Strength is the sum of association indices of any individual with all other individuals. It is counted as the sum of associations minus one. High Strength indicates that an individual strongly associates with others (Whitehead 2008).

Eigenvector Centrality measures how well an individual is associated with others and how well they are associated. Thus, to have high Eigenvector Centrality, an individual will have relatively strong associations with other individuals who have relatively strong associations (Whitehead 2008).

Reach of an individual is a measure of indirect connectedness, so the behavior of A towards B may influence the behavior of B toward C (Whitehead 2008).

The Clustering Coefficient is a measure of how well the associates of an individual are themselves associated. If all associates of an individual are linked, then the Clustering Coefficient of that individual is 1.0; if none are, it is 0.0. Clustering coefficients are high in societies containing tight, closed, homogeneous social units and lower in strict territorial societies. The Clustering Coefficient used in the SOCPROG version utilized in this research is the one of Holme et al. (2007), which states that if A is strongly connected to B and C, then B and C are also likely to have a strong connection.

Affinity is a measure of the Strength of its associates, weighted by the association index between them. Thus, an individual with high Affinity has relatively high associations with individuals with high Strength (Whitehead 2008).
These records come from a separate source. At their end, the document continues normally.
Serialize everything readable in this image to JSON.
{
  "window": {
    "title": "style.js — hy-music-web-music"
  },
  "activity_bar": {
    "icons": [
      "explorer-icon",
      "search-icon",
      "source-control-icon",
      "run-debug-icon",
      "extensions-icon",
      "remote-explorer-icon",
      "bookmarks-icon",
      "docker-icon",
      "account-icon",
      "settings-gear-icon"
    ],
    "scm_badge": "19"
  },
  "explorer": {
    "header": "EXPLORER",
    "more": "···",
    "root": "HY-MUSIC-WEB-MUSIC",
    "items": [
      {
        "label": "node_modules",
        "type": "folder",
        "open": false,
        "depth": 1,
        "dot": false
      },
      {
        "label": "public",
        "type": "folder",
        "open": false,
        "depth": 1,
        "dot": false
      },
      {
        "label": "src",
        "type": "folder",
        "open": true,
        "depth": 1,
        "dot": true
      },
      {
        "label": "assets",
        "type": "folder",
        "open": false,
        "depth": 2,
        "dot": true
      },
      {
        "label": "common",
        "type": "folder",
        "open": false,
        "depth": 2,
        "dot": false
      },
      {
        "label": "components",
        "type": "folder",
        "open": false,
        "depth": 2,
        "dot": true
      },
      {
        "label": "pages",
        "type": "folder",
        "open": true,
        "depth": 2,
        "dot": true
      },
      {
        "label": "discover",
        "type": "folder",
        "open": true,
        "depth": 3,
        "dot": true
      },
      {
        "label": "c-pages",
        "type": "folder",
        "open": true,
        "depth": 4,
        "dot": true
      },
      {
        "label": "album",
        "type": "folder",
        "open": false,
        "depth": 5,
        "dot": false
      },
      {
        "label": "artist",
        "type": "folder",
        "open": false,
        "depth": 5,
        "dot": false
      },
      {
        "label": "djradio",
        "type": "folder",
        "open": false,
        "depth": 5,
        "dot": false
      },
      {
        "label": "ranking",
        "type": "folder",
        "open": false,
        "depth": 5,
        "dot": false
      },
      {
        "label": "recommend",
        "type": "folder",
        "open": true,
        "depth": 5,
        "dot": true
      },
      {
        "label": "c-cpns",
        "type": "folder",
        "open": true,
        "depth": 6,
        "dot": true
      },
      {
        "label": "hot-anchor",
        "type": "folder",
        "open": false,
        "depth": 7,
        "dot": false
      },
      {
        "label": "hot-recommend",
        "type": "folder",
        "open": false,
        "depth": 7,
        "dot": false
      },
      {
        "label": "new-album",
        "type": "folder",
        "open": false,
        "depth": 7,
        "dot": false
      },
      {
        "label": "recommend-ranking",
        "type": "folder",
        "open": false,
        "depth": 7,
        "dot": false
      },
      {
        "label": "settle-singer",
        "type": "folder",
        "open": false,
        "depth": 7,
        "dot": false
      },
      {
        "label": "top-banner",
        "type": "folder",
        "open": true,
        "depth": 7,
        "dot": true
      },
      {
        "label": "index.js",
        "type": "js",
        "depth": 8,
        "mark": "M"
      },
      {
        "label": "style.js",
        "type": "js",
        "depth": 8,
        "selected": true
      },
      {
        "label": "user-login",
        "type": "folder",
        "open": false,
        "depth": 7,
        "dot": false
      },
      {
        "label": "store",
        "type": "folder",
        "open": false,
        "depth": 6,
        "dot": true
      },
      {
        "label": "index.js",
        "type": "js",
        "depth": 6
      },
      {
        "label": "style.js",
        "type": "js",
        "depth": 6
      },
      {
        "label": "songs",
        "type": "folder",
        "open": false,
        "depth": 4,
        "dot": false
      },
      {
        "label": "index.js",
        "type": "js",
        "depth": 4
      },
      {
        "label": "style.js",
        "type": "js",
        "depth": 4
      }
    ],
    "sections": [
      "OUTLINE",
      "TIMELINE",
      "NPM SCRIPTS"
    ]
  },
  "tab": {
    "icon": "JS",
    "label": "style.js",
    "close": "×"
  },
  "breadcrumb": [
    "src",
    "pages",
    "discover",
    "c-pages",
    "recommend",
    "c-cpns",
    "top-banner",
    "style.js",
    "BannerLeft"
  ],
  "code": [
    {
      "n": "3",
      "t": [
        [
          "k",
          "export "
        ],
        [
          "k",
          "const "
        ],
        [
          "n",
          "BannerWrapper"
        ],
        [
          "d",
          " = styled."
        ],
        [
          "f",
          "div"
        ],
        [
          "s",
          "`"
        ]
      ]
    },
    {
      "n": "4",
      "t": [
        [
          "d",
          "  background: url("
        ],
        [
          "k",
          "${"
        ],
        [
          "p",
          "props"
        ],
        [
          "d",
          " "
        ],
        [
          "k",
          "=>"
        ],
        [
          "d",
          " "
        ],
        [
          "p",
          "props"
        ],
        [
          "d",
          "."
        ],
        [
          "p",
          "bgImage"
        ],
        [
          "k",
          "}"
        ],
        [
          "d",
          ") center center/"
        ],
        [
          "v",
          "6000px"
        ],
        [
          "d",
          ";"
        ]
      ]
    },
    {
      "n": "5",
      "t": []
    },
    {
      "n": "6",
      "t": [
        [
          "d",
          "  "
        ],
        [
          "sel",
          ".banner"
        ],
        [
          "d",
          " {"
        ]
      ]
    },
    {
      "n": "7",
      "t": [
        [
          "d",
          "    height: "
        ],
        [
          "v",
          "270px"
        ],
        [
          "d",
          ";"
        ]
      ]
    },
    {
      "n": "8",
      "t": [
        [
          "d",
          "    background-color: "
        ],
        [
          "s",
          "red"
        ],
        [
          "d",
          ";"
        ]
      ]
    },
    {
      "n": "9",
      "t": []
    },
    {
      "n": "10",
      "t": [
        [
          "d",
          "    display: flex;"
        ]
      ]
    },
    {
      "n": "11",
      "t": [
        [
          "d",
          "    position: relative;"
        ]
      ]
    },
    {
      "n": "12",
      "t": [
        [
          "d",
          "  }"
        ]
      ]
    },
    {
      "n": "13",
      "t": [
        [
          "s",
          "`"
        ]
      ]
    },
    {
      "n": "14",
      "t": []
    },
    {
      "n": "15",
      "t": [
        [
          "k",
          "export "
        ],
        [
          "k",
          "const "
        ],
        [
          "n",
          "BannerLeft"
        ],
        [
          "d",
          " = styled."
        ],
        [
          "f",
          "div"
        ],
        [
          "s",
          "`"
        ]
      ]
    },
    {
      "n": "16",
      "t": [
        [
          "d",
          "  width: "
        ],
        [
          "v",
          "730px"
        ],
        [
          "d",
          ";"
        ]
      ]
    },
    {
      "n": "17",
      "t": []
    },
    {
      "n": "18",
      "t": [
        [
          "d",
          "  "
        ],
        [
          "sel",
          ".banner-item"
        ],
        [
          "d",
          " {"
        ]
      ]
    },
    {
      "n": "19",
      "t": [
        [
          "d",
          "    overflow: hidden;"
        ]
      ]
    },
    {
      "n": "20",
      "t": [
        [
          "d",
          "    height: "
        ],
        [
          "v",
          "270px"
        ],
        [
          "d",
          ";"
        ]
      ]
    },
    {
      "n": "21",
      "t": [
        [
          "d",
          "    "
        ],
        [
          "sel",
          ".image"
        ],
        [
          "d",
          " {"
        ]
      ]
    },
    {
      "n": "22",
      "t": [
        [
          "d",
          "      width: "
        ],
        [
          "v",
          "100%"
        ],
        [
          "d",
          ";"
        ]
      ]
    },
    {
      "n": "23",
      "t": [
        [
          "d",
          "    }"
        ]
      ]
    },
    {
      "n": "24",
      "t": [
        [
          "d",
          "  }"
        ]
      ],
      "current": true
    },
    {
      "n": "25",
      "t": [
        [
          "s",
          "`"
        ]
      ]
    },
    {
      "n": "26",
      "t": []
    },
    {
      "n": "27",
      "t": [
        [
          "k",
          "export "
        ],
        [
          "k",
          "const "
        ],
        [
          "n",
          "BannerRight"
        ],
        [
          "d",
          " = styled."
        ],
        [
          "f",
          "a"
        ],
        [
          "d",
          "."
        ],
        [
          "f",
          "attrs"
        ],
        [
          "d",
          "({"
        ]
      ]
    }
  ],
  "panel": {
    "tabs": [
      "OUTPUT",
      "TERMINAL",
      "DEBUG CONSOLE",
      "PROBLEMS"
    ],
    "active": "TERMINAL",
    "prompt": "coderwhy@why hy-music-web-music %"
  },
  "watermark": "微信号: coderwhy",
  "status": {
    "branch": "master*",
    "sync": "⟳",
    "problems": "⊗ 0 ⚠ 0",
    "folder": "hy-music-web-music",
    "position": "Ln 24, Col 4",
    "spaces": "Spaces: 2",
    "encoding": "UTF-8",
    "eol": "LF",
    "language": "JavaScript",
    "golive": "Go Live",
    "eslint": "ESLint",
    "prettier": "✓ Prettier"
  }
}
Characteristics of the group social network

The group social network characteristics were calculated only for affiliative interactions and included Community division by modularity (Q) and Centralization index (CI). Community division by modularity was calculated in SOCPROG. The Centralization index was counted based on the formula provided by Ramos et al. (2019).

Community division by modularity (Q)

Association indexes are often high among individuals belonging to the same cluster and low among individuals belonging to different clusters. Community division by modularity shows that group’s partition into communities. A modularity value of more than 0.3 means a strong group division (Newman 2006; Whitehead 2009).

Centralization index (CI)

It shows if and how much a network is controlled by a single or a few individuals. Centralization measures show a network’s tendency for one or a few nodes to be more central than others (Sueur et al. 2011; Griffin and Nunn 2011; Ramos et al. 2019).

Interaction rates

Interaction rates were calculated for all interactions and each interaction category (agonistic and affiliative) for each season. Rates of interactions were counted as the sum of all interactions of a given animal in a given season divided by the total number of observation hours.

Social and ecological factors

Social and ecological factors used in the analyses included: season, group, sex, age, origin, relative time belonging to the group, relatedness, and dominance rank. Season, group, sex, age, and origin (wild-born vs. captive-breed) of all individuals are described in the Supplementary Material. Only individuals over one year of age were used in our study.

Relative time belonging to the group was counted as the time in years that a given individual belonged to a group divided by the average time belonging to the group for all the group members. This relative measure was chosen over the absolute time of an animal belonging to the group to standardize the data among groups with different experiences, but also for statistical reasons (see the Data analysis section). The demographic information for each group and each individual was provided from the GGBSPA administration database.

Kinship was analyzed in the PMx package, which provides kinship parameters to assess relative genetic uniqueness and degree of relatedness (Ballou et al. 2020). The kinship data are determined by observation of all the harems kept in the GGBSPA administration database and the Studbook of the Przewalski horse (Prague Zoo, https://przwhorse.zoopraha.cz/). The data are based on observation, that is, the maternal relatedness is assumed by the mother/foal interaction, and the paternal relatedness is assumed by the stallion associations at the time of conception. A relatedness index was calculated for each animal as the average relatedness with all the other group mates.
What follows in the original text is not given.